Towns like Livingston have seen that seemingly every time scientists have updated and refined their climate change models, the world’s problems are shown to be accelerated, not stabilizing. It is our moral imperative to act on this. That’s why Livingston and many other towns have entered into green energy aggregation arrangements wherein the town purchases green energy on behalf of its residents – and often at a cheaper price than current utility rates. In 6/19, Livingston became the 8th municipality in the entire country to provide residents with 100% renewable energy. Here’s hoping every town and county and state does the same.”
State Senator Steve Oroho (R-Franklin)
“We’re already seeing an exodus from New Jersey due to the high cost of living and doing business here,” said Oroho. “Now the governor wants to give the DEP another reason to deny permits that are already difficult to obtain. Ask anybody in the Highlands Region how many years it takes to get a project approved if they are lucky enough to get approval at all. Who would consider trying to build anything in New Jersey going forward with yet another impossible hoop to jump through?”
The Energy Master Plan unveiled by Governor Murphy today calls for a phase-out of natural gas and a transformation of New Jersey’s energy supply to 100% renewable sources by 2050.

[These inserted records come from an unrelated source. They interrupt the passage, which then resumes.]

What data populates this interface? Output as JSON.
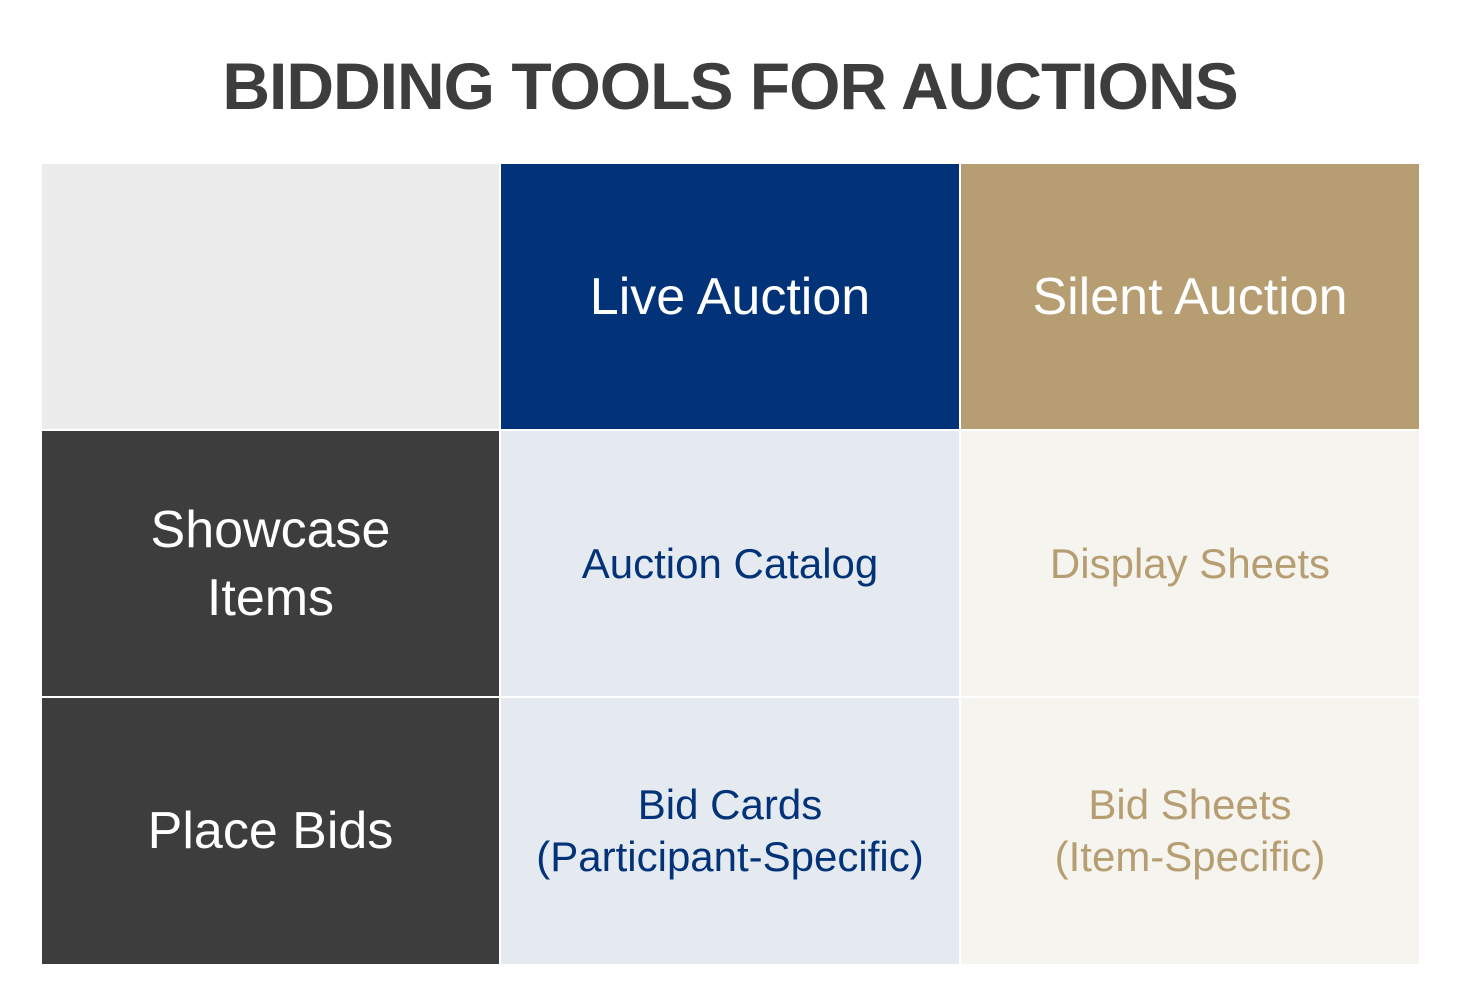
{
  "title": "BIDDING TOOLS FOR AUCTIONS",
  "columns": [
    "Live Auction",
    "Silent Auction"
  ],
  "rows": [
    {
      "label": "Showcase\nItems",
      "live": "Auction Catalog",
      "silent": "Display Sheets"
    },
    {
      "label": "Place Bids",
      "live": "Bid Cards\n(Participant-Specific)",
      "silent": "Bid Sheets\n(Item-Specific)"
    }
  ],
  "colors": {
    "live": "#023378",
    "silent": "#b69e72",
    "row_header": "#3d3d3d"
  }
}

Further, the governor signed Executive Order 100 today which calls for the New Jersey Department of Environmental Protection to integrate “climate change considerations, such as sea level rise, into its regulatory and permitting programs, including but not limited to, land use permitting, water supply, stormwater and wastewater permitting and planning, air quality, and solid waste and site remediation permitting.”

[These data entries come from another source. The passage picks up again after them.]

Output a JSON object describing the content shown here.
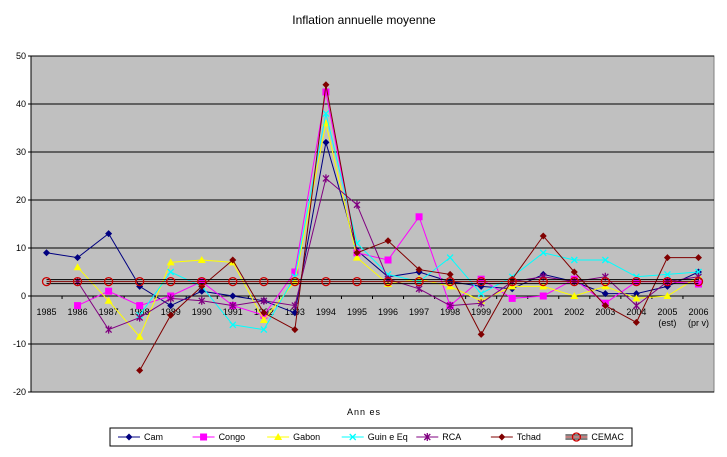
{
  "chart_data": {
    "type": "line",
    "title": "Inflation annuelle moyenne",
    "xlabel": "Ann es",
    "ylabel": "",
    "ylim": [
      -20,
      50
    ],
    "yticks": [
      -20,
      -10,
      0,
      10,
      20,
      30,
      40,
      50
    ],
    "grid": true,
    "legend_position": "bottom",
    "categories": [
      "1985",
      "1986",
      "1987",
      "1988",
      "1989",
      "1990",
      "1991",
      "1992",
      "1993",
      "1994",
      "1995",
      "1996",
      "1997",
      "1998",
      "1999",
      "2000",
      "2001",
      "2002",
      "2003",
      "2004",
      "2005",
      "2006"
    ],
    "category_sublabels": [
      "",
      "",
      "",
      "",
      "",
      "",
      "",
      "",
      "",
      "",
      "",
      "",
      "",
      "",
      "",
      "",
      "",
      "",
      "",
      "",
      "(est)",
      "(pr v)"
    ],
    "colors": {
      "plot_background": "#c0c0c0",
      "page_background": "#ffffff",
      "gridline": "#000000"
    },
    "series": [
      {
        "name": "Cam",
        "color": "#000080",
        "marker": "diamond",
        "values": [
          9,
          8,
          13,
          2,
          -2,
          1,
          0,
          -1,
          -3.5,
          32,
          9.5,
          4,
          5,
          3,
          2,
          1.5,
          4.5,
          3,
          0.5,
          0.5,
          2,
          5
        ]
      },
      {
        "name": "Congo",
        "color": "#ff00ff",
        "marker": "square",
        "values": [
          null,
          -2,
          1,
          -2,
          0,
          3,
          -2,
          -4,
          5,
          42.5,
          9,
          7.5,
          16.5,
          -2,
          3.5,
          -0.5,
          0,
          3.5,
          -1.5,
          3,
          3,
          2.5
        ]
      },
      {
        "name": "Gabon",
        "color": "#ffff00",
        "marker": "triangle",
        "values": [
          null,
          6,
          -1,
          -8.5,
          7,
          7.5,
          7,
          -5,
          3,
          36,
          8,
          2.5,
          3.5,
          2,
          -1,
          2,
          2,
          0,
          2,
          -0.5,
          0,
          4
        ]
      },
      {
        "name": "Guin e Eq",
        "color": "#00ffff",
        "marker": "x",
        "values": [
          null,
          null,
          null,
          -4,
          5,
          2,
          -6,
          -7,
          4,
          38,
          11,
          4.5,
          3,
          8,
          0.5,
          4,
          9,
          7.5,
          7.5,
          4,
          4.5,
          5
        ]
      },
      {
        "name": "RCA",
        "color": "#800080",
        "marker": "star",
        "values": [
          null,
          3,
          -7,
          -4.5,
          -0.5,
          -1,
          -2,
          -1,
          -2,
          24.5,
          19,
          3.5,
          1.5,
          -2,
          -1.5,
          3,
          4,
          3,
          4,
          -2,
          3,
          4
        ]
      },
      {
        "name": "Tchad",
        "color": "#800000",
        "marker": "diamond",
        "values": [
          null,
          null,
          null,
          -15.5,
          -4,
          2,
          7.5,
          -3.5,
          -7,
          44,
          9,
          11.5,
          5.5,
          4.5,
          -8,
          3.5,
          12.5,
          5,
          -2,
          -5.5,
          8,
          8
        ]
      },
      {
        "name": "CEMAC",
        "color": "#cc0000",
        "marker": "circle",
        "values": [
          3,
          3,
          3,
          3,
          3,
          3,
          3,
          3,
          3,
          3,
          3,
          3,
          3,
          3,
          3,
          3,
          3,
          3,
          3,
          3,
          3,
          3
        ]
      }
    ]
  }
}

“There’s no type of development that will escape Governor Murphy’s ability to withhold permits under opaque ‘climate change considerations. He could use that language to block virtually any infrastructure improvement, home construction, or commercial development. It’s a plan that would make big government in New Jersey more powerful and intrusive than it already is.”
“New Jerseyans are struggling with the highest property taxes and some of the highest business and income taxes in the nation. Innstead of offering relief, the governor’s energy plan will only add fuel to the fire and push more New Jerseyans to states like Pennsylvania and Florida that have rational fiscal and energy policies that their residents can afford.”
Engineers Labor Employer Cooperative Local 825 director Mark Longo
“This latest version of the Energy Master Plan once again drastically misses the mark. Sadly, nearly two-year’s worth of expert testimony and stakeholder comments about the negative and costly impacts this will have directly on residents and business were disregarded. If we want New Jersey – which is already struggling with high taxes, crumbling infrastructure, historic outmigration, and an ever-worsening business climate — to thrive, we need a realistic approach that takes overall cost and feasibility into account. This simply does not.”